Regression Analysis
Regression analysis is a statistical method used in data analytics to examine the relationship between a dependent variable and one or more independent variables. The aim of regression analysis is to find the best-fitting line or curve that describes the relationship between the variables.
In regression analysis, the dependent variable is the variable that is being predicted or explained, while the independent variable(s) are the predictor(s) or explanatory variable(s). The relationship between the dependent variable and independent variable(s) is modeled using a mathematical equation, which can be used to make predictions about the dependent variable based on the values of the independent variable(s).
There are two main types of regression analysis: linear regression and nonlinear regression. Linear regression models the relationship between the dependent variable and independent variable(s) as a straight line, while nonlinear regression models the relationship as a curve or other nonlinear function.
Regression analysis can be used in various applications, such as predicting sales based on advertising expenditure, predicting house prices based on location and other variables, and predicting the likelihood of a patient developing a disease based on their age, gender, and other factors.
Regression analysis is a powerful tool in data analytics for understanding the relationship between variables and making predictions based on that relationship.
In regression analysis, the dependent variable is the variable that is being predicted or explained, while the independent variable(s) are the predictor(s) or explanatory variable(s). The relationship between the dependent variable and independent variable(s) is modeled using a mathematical equation, which can be used to make predictions about the dependent variable based on the values of the independent variable(s).

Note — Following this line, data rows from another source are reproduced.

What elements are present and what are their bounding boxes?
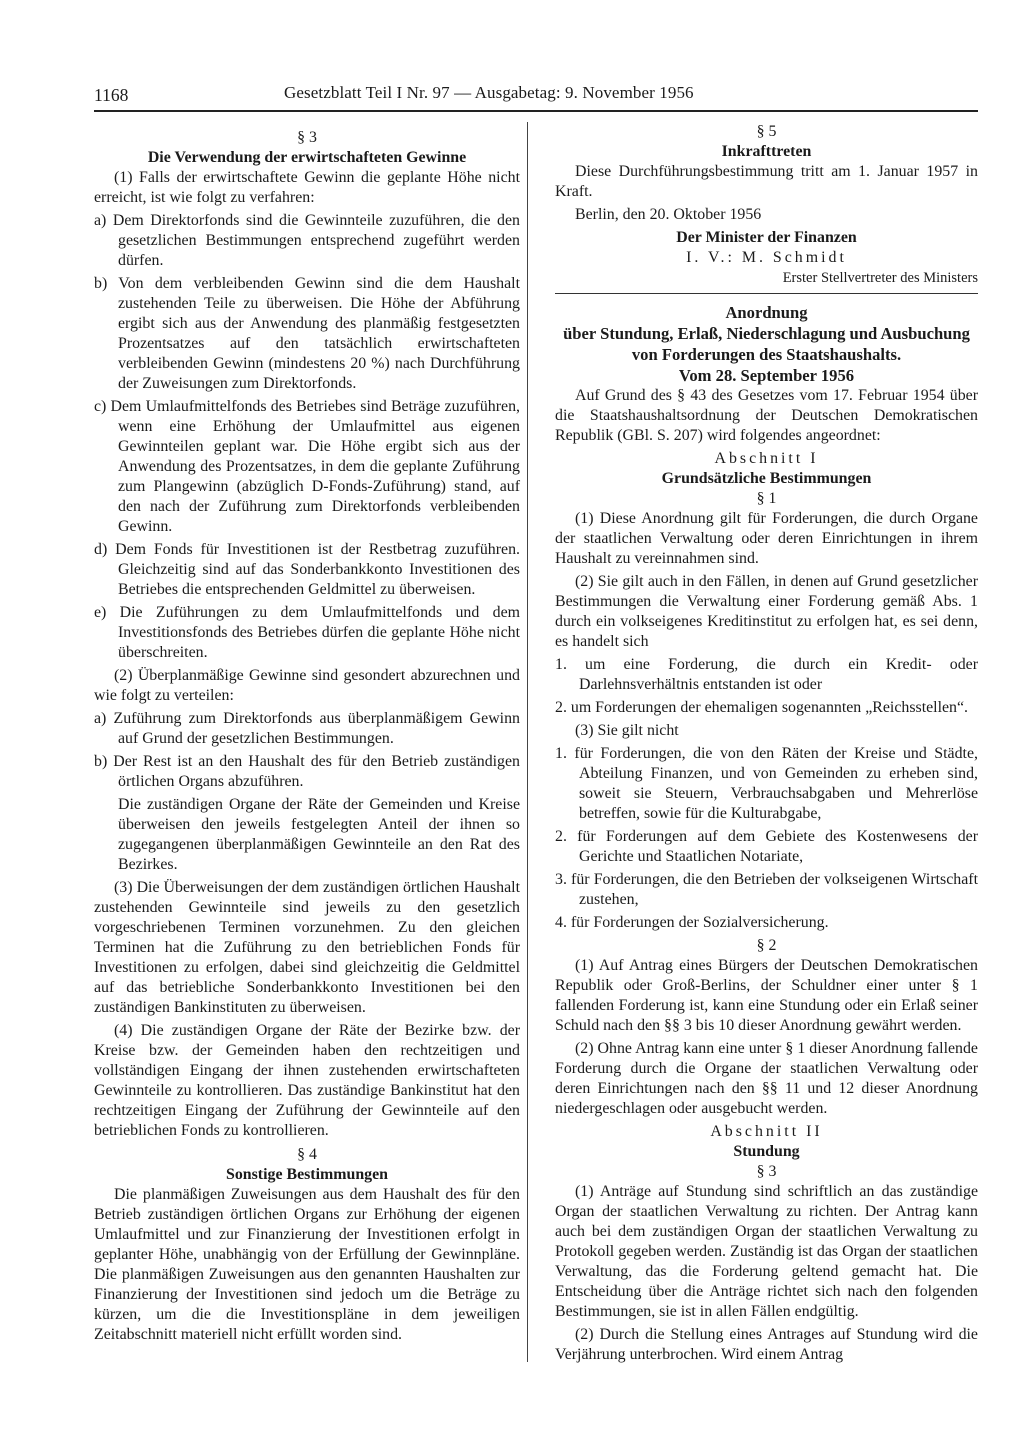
section-4-text: Die planmäßigen Zuweisungen aus dem Haushalt des für den Betrieb zuständigen örtlichen Organs zur Erhöhung der eigenen Umlaufmittel und zur Finanzierung der Investitionen erfolgt in geplanter Höhe, unabhängig von der Erfüllung der Gewinnpläne. Die planmäßigen Zuweisungen aus den genannten Haushalten zur Finanzierung der Investitionen sind jedoch um die Beträge zu kürzen, um die die Investitionspläne in dem jeweiligen Zeitabschnitt materiell nicht erfüllt worden sind. [94,1186,520,1343]
order-section-1-para-3-item-1: 1. für Forderungen, die von den Räten der Kreise und Städte, Abteilung Finanzen, und von Gemeinden zu erheben sind, soweit sie Steuern, Verbrauchsabgaben und Mehrerlöse betreffen, sowie für die Kulturabgabe, [555,745,978,822]
page-header [94,82,978,112]
order-section-2-para-1: (1) Auf Antrag eines Bürgers der Deutschen Demokratischen Republik oder Groß-Berlins, der Schuldner einer unter § 1 fallenden Forderung ist, kann eine Stundung oder ein Erlaß seiner Schuld nach den §§ 3 bis 10 dieser Anordnung gewährt werden. [555,957,978,1034]
section-3-para-3: (3) Die Überweisungen der dem zuständigen örtlichen Haushalt zustehenden Gewinnteile sind jeweils zu den gesetzlich vorgeschriebenen Terminen vorzunehmen. Zu den gleichen Terminen hat die Zuführung zu den betrieblichen Fonds für Investitionen zu erfolgen, dabei sind gleichzeitig die Geldmittel auf das betriebliche Sonderbankkonto Investitionen bei den zuständigen Bankinstituten zu überweisen. [94,879,520,1016]
section-3-item-c: c) Dem Umlaufmittelfonds des Betriebes sind Beträge zuzuführen, wenn eine Erhöhung der Umlaufmittel aus eigenen Gewinnteilen geplant war. Die Höhe ergibt sich aus der Anwendung des Prozentsatzes, in dem die geplante Zuführung zum Plangewinn (abzüglich D-Fonds-Zuführung) stand, auf den nach der Zuführung zum Direktorfonds verbleibenden Gewinn. [94,398,520,535]
section-3-para-2: (2) Überplanmäßige Gewinne sind gesondert abzurechnen und wie folgt zu verteilen: [94,667,520,704]
order-section-1-heading: § 1 [756,490,777,507]
order-date: Vom 28. September 1956 [678,366,855,385]
header-rule [94,110,978,112]
page-number: 1168 [94,85,129,105]
order-section-3-para-2: (2) Durch die Stellung eines Antrages auf Stundung wird die Verjährung unterbrochen. Wird einem Antrag [555,1326,978,1363]
part-2-title: Stundung [733,1143,800,1160]
section-3-para-2-item-a: a) Zuführung zum Direktorfonds aus überplanmäßigem Gewinn auf Grund der gesetzlichen Bestimmungen. [94,710,520,747]
order-section-1-para-2-item-1: 1. um eine Forderung, die durch ein Kredit- oder Darlehnsverhältnis entstanden ist oder [555,656,978,693]
order-title: Anordnung [725,303,808,322]
place-date: Berlin, den 20. Oktober 1956 [575,206,762,223]
order-section-1-para-3-item-4: 4. für Forderungen der Sozialversicherung. [555,914,829,931]
order-section-1-para-3: (3) Sie gilt nicht [575,722,679,739]
signer-title: Erster Stellvertreter des Ministers [782,270,978,286]
order-section-1-para-2: (2) Sie gilt auch in den Fällen, in denen auf Grund gesetzlicher Bestimmungen die Verwaltung einer Forderung gemäß Abs. 1 durch ein volkseigenes Kreditinstitut zu erfolgen hat, es sei denn, es handelt sich [555,573,978,650]
running-title: Gesetzblatt Teil I Nr. 97 — Ausgabetag: 9. November 1956 [284,83,694,102]
section-separator [555,293,978,294]
section-5-text: Diese Durchführungsbestimmung tritt am 1. Januar 1957 in Kraft. [555,163,978,200]
right-column [555,122,978,1368]
authority: Der Minister der Finanzen [676,229,857,246]
left-column [94,128,520,1348]
section-3-item-d: d) Dem Fonds für Investitionen ist der Restbetrag zuzuführen. Gleichzeitig sind auf das Sonderbankkonto Investitionen des Betriebes die entsprechenden Geldmittel zu überweisen. [94,541,520,598]
order-subject: über Stundung, Erlaß, Niederschlagung und Ausbuchung von Forderungen des Staatshaushalts. [563,324,970,364]
order-section-1-para-1: (1) Diese Anordnung gilt für Forderungen, die durch Organe der staatlichen Verwaltung oder deren Einrichtungen in ihrem Haushalt zu vereinnahmen sind. [555,510,978,567]
column-divider [527,122,528,1362]
order-section-1-para-3-item-3: 3. für Forderungen, die den Betrieben der volkseigenen Wirtschaft zustehen, [555,871,978,908]
section-3-heading: § 3 [297,129,317,146]
section-3-title: Die Verwendung der erwirtschafteten Gewinne [147,149,467,166]
part-1-label: Abschnitt I [714,450,819,467]
section-3-para-1: (1) Falls der erwirtschaftete Gewinn die geplante Höhe nicht erreicht, ist wie folgt zu verfahren: [94,169,520,206]
section-3-item-a: a) Dem Direktorfonds sind die Gewinnteile zuzuführen, die den gesetzlichen Bestimmungen entsprechend zugeführt werden dürfen. [94,212,520,269]
section-3-item-b: b) Von dem verbleibenden Gewinn sind die dem Haushalt zustehenden Teile zu überweisen. Die Höhe der Abführung ergibt sich aus der Anwendung des planmäßig festgesetzten Prozentsatzes auf den tatsächlich erwirtschafteten verbleibenden Gewinn (mindestens 20 %) nach Durchführung der Zuweisungen zum Direktorfonds. [94,275,520,392]
section-5-title: Inkrafttreten [721,143,812,160]
section-4-title: Sonstige Bestimmungen [225,1166,388,1183]
section-3-para-2-item-b-cont: Die zuständigen Organe der Räte der Gemeinden und Kreise überweisen den jeweils festgelegten Anteil der ihnen so zugegangenen überplanmäßigen Gewinnteile an den Rat des Bezirkes. [118,796,520,873]
section-4-heading: § 4 [297,1146,317,1163]
section-5-heading: § 5 [756,123,777,140]
part-1-title: Grundsätzliche Bestimmungen [661,470,872,487]
order-section-3-heading: § 3 [756,1163,777,1180]
order-section-2-heading: § 2 [756,937,777,954]
order-section-1-para-2-item-2: 2. um Forderungen der ehemaligen sogenannten „Reichsstellen“. [555,699,969,716]
part-2-label: Abschnitt II [710,1123,823,1140]
signer: I. V.: M. Schmidt [686,249,847,266]
order-section-3-para-1: (1) Anträge auf Stundung sind schriftlich an das zuständige Organ der staatlichen Verwaltung zu richten. Der Antrag kann auch bei dem zuständigen Organ der staatlichen Verwaltung zu Protokoll gegeben werden. Zuständig ist das Organ der staatlichen Verwaltung, das die Forderung geltend gemacht hat. Die Entscheidung über die Anträge richtet sich nach den folgenden Bestimmungen, sie ist in allen Fällen endgültig. [555,1183,978,1320]
section-3-item-e: e) Die Zuführungen zu dem Umlaufmittelfonds und dem Investitionsfonds des Betriebes dürfen die geplante Höhe nicht überschreiten. [94,604,520,661]
section-3-para-4: (4) Die zuständigen Organe der Räte der Bezirke bzw. der Kreise bzw. der Gemeinden haben den rechtzeitigen und vollständigen Eingang der ihnen zustehenden erwirtschafteten Gewinnteile zu kontrollieren. Das zuständige Bankinstitut hat den rechtzeitigen Eingang der Zuführung der Gewinnteile auf den betrieblichen Fonds zu kontrollieren. [94,1022,520,1139]
order-section-2-para-2: (2) Ohne Antrag kann eine unter § 1 dieser Anordnung fallende Forderung durch die Organe der staatlichen Verwaltung oder deren Einrichtungen nach den §§ 11 und 12 dieser Anordnung niedergeschlagen oder ausgebucht werden. [555,1040,978,1117]
order-section-1-para-3-item-2: 2. für Forderungen auf dem Gebiete des Kostenwesens der Gerichte und Staatlichen Notariate, [555,828,978,865]
order-preamble: Auf Grund des § 43 des Gesetzes vom 17. Februar 1954 über die Staatshaushaltsordnung der Deutschen Demokratischen Republik (GBl. S. 207) wird folgendes angeordnet: [555,387,978,444]
section-3-para-2-item-b: b) Der Rest ist an den Haushalt des für den Betrieb zuständigen örtlichen Organs abzuführen. [94,753,520,790]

There are two main types of regression analysis: linear regression and nonlinear regression. Linear regression models the relationship between the dependent variable and independent variable(s) as a straight line, while nonlinear regression models the relationship as a curve or other nonlinear function.
Regression analysis can be used in various applications, such as predicting sales based on advertising expenditure, predicting house prices based on location and other variables, and predicting the likelihood of a patient developing a disease based on their age, gender, and other factors.
Regression analysis is a powerful tool in data analytics for understanding the relationship between variables and making predictions based on that relationship.